17 years ago on August 19, 1995, a recently paroled “Iron” Mike Tyson defeated troubled Bostonian Peter “Hurricane” McNeeley by a first round disqualification at the MGM Grand Garden Arena in Las Vegas, Nevada.
After serving three years behind bars at the Indiana Youth Center for being convicted of raping Miss Black Rhode Island Desiree Washington, Tyson (50-6, 44 KOs), who remains at 20 the youngest man to ever win the WBC, WBA and IBF world heavyweight titles, was released in March of that year.

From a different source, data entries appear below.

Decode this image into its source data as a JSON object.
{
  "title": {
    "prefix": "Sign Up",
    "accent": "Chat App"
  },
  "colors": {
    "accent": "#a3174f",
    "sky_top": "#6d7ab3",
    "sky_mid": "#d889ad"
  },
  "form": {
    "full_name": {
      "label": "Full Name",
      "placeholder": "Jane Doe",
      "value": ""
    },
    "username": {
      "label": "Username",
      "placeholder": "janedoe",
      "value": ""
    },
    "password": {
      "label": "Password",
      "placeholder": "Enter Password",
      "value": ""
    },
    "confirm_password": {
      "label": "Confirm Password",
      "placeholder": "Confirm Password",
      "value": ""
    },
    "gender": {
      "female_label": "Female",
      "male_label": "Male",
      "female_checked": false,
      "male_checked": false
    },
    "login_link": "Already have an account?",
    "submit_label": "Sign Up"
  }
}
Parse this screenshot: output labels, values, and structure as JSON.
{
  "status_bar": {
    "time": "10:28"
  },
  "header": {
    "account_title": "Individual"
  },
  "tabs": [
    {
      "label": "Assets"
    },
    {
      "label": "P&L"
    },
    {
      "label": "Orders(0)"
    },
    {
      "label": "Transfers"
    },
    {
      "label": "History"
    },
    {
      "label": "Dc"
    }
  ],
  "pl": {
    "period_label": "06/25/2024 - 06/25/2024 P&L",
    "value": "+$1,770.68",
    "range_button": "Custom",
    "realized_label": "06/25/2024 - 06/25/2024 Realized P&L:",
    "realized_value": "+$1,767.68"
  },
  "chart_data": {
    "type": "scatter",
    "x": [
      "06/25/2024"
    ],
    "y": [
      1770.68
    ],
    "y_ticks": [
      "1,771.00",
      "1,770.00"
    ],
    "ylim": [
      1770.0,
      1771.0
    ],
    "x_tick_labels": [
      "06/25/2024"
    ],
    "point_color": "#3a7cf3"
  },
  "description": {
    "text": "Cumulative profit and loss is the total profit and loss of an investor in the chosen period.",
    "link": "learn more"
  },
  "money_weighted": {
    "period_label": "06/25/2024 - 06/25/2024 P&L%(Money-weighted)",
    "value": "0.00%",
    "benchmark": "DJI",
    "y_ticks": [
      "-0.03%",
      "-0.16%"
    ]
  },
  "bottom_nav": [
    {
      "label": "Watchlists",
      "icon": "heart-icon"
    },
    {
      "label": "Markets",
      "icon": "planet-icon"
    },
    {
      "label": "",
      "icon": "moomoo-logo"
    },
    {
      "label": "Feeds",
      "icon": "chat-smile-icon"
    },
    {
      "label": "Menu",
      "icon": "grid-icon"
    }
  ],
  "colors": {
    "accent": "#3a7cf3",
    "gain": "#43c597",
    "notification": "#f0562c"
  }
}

Roughly five months after regaining his freedom, Tyson, a deserved June 2011 International Boxing Hall of Fame and Museum inductee, twice floored a brave and aggressive McNeeley (47-7, 36 KOs) before the Irish-American’s manager, Vinnie Vecchione, illegally entered the ring to save his fighter 89-seconds into the mismatch.
1.52 million homes across the United States paid a total of $63 million to watch one of TV Guide’s 50 Greatest TV Sports Moments of All Time in 1998.
On a given evening in the peak of his career, “Iron Mike,” an enormously skilled boxer who beautifully intertwined outstanding hand speed and accuracy with ferocious punching power, could have knocked any prizefighter onto Queer Street.
Unfortunately for Tyson, the McNeeley contest hinted that the gritty Brooklynite had lost some of his incredible Peek-a-Boo protection skills while in the pen.
The man named by ESPN.com as "the hardest hitter in heavyweight history” never regained his vintage form and ultimately retired as an unfulfilled pugilist.
Conversely, McNeeley was pinched by the fuzz on a few occasions for committing various crimes in and around the Greater Boston area.
Despite their many personal and professional issues and setbacks, Mike Tyson and Peter McNeeley were two of the most known names in America for a single evening two decades ago in “Sin City.”